A little less than twenty-four hours ago the uncertainty ended when I arrived and moved in, but then the waiting returned. I was under self-isolation until this afternoon, when I got my negative COVID test back, and even now that I can go outside, there isn’t much to do in the two days before teacher-prep begins. I know I shouldn’t complain; an entire house to myself is more than I ever could have asked for. But I still feel a little like the winter caretakers of the Overlook Hotel in The Shining: more space than I need and nothing to do with it.
I’m glad to have certainty now, I really am, and the waiting will be over before too long. But certainty brings its own curse: once you know what you’re going to do, certain options are closed. Of course, a fifth year as a Grinnell student was never an option, but I’m only beginning to fell nostalgic for college now that I know for sure that I’m doing something different. I nearly cried as I walked around the park where the Cross Country team would have its opening picnic every year, past the dorms where I’d lived and the houses where I’d timidly partied for the past four years. It’s hard seeing it empty, as though everyone who used to be here graduated alongside me and left for good, but I know that it would be harder to see the campus full and alive. If that were the case, odds are I’d slip into the New Student Orientation and be a freshman all over again.
Which is a bizarre thing to want, because I was terrified my whole first semester of college, and nearly paralyzed my first week. I didn’t know if I’d pass my classes or make friends or choose a good major, and as though the immediate problems weren’t enough, I also worried myself sick that I’d never find a good job or love or happiness. But, while I remember all that, I have trouble taking my past self seriously because I have what he doesn’t: certainty. I know that I found passing grades and friends and love and happiness and more at this college. So all I see is what the scared little twerp I used to be had ahead of him, and I envy him for that.
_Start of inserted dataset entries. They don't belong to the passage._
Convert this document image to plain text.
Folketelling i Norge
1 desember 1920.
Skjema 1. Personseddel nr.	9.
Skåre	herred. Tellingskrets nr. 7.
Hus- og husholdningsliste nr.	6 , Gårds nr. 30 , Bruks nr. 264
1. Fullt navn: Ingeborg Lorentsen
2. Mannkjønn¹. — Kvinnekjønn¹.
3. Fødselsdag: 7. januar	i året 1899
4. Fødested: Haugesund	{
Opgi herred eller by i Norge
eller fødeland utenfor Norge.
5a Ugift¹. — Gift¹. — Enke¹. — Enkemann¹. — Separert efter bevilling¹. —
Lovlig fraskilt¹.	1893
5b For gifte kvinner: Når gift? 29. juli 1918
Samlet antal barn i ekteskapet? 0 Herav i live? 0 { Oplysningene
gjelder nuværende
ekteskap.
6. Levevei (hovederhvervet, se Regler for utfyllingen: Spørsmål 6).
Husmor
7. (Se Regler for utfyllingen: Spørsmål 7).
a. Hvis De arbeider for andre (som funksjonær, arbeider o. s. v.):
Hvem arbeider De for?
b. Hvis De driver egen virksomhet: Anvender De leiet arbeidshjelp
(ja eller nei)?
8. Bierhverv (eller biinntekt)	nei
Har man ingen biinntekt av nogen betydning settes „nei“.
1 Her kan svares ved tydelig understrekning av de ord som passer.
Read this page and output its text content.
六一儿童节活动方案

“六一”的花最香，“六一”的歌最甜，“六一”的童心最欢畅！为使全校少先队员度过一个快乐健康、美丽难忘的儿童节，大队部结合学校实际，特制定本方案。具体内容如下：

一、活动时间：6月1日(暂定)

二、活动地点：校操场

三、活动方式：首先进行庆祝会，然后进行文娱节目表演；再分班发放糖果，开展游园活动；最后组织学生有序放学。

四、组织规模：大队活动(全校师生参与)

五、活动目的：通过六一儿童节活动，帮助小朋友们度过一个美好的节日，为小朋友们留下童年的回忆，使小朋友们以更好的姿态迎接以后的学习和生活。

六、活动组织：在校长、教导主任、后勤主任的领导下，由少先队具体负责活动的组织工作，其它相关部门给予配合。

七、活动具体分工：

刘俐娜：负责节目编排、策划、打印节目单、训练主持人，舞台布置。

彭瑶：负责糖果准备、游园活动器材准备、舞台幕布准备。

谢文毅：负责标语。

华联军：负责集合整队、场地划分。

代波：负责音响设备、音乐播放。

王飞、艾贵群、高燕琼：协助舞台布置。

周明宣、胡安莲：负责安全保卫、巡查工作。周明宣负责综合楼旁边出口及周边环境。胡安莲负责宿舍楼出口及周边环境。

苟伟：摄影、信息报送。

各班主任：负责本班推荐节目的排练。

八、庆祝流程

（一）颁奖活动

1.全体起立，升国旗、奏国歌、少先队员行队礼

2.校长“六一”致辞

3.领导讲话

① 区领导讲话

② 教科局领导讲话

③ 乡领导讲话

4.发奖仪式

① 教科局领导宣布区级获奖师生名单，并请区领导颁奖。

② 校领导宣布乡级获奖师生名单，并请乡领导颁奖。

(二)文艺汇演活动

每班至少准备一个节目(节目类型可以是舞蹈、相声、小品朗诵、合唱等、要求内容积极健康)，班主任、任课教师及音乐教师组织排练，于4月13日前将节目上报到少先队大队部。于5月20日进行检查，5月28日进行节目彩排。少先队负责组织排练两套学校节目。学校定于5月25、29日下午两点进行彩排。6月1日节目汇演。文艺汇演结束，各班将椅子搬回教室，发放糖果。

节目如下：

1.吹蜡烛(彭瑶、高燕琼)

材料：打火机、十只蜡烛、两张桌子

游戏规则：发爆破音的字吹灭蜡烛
And, if I use the same logic from my past self on my present, I think the real struggle right now is the same one I faced back home: waiting and uncertainty. A shorter wait, sure, and a narrower sort of uncertainty; I know that I’m going to student teach and I’m fairly sure I’ll be at least decent at it. But it’s less certainty than I had the past three times I came back to this campus, and I miss it. I’ll get past it once work starts up and I get started shaping this new part of my life. In the meantime, I guess I just have to wait.